We studied the A2–B2 ordering in NbMoTaW refractory alloys, in particular the impact of vibrations, electronic excitations, and lattice distortions on the ordering temperature, as well as the impact of B2 ordering on thermodynamic properties. We find that relaxations and B2 ordering have only marginal impact on the ground state volume and bulk modulus. The heat capacity of B2 and A2 differ little, although there is of course a significant contribution due to long and short-range order around the order–disorder temperature. The volume expansion and bulk modulus do not appear to be affected by the B2 ordering.

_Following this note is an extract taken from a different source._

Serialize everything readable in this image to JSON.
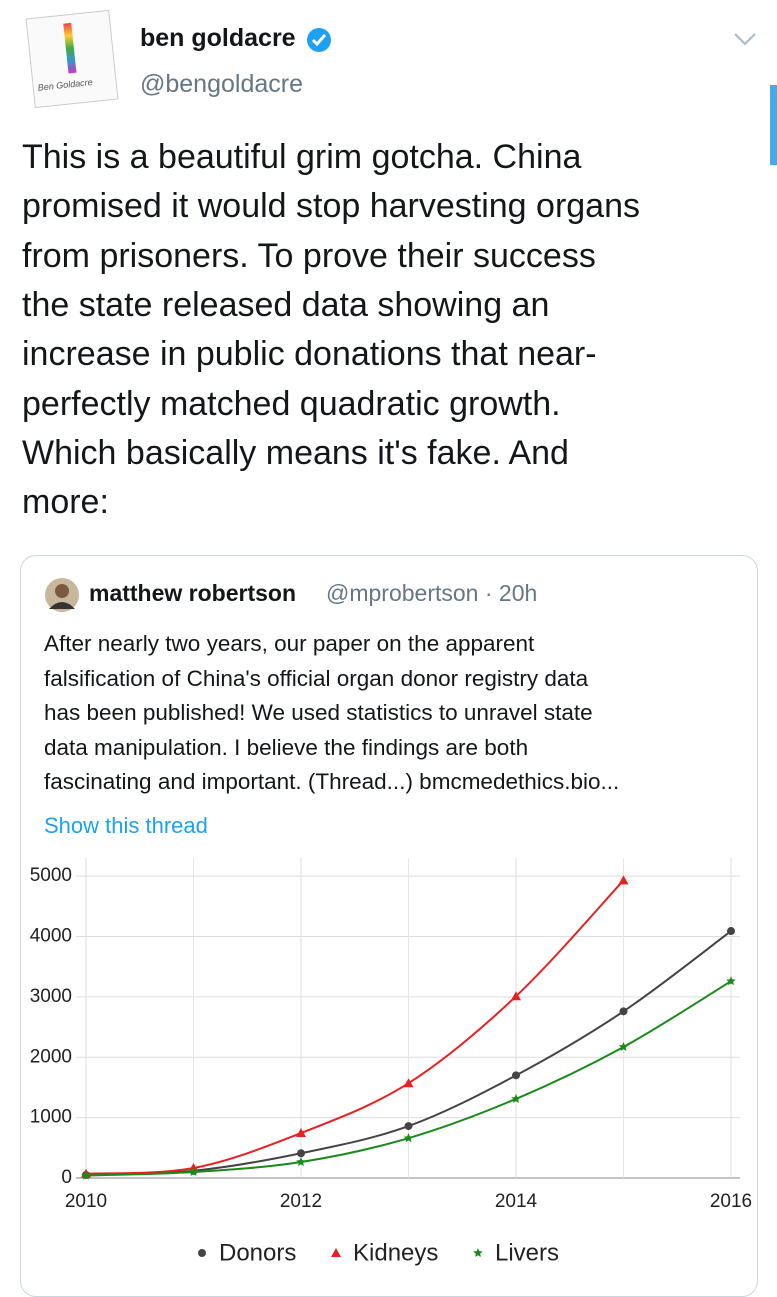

Based on total energy calculations and ideal configurational entropy, the A2–B2 ordering temperature is found to be in good agreement with previous works. Vibrations are found to play a minor role in determining the ordering temperature. In contrast to the A2 phase, the B2 phase is only slightly affected by atomic relaxations, due to the similar size of Nb and Ta as well as Mo and W. Regarding the competition of A2 and B2 Gibbs energies, the lattice relaxations turn out to significantly reduce the predicted ordering temperature by almost 30%.

Our results suggest that although thermodynamic properties of the refractory NbMoTaW HEA can be efficiently modeled based on static lattice calculations, accurate ordering temperature computations require the inclusion of local atomic relaxations.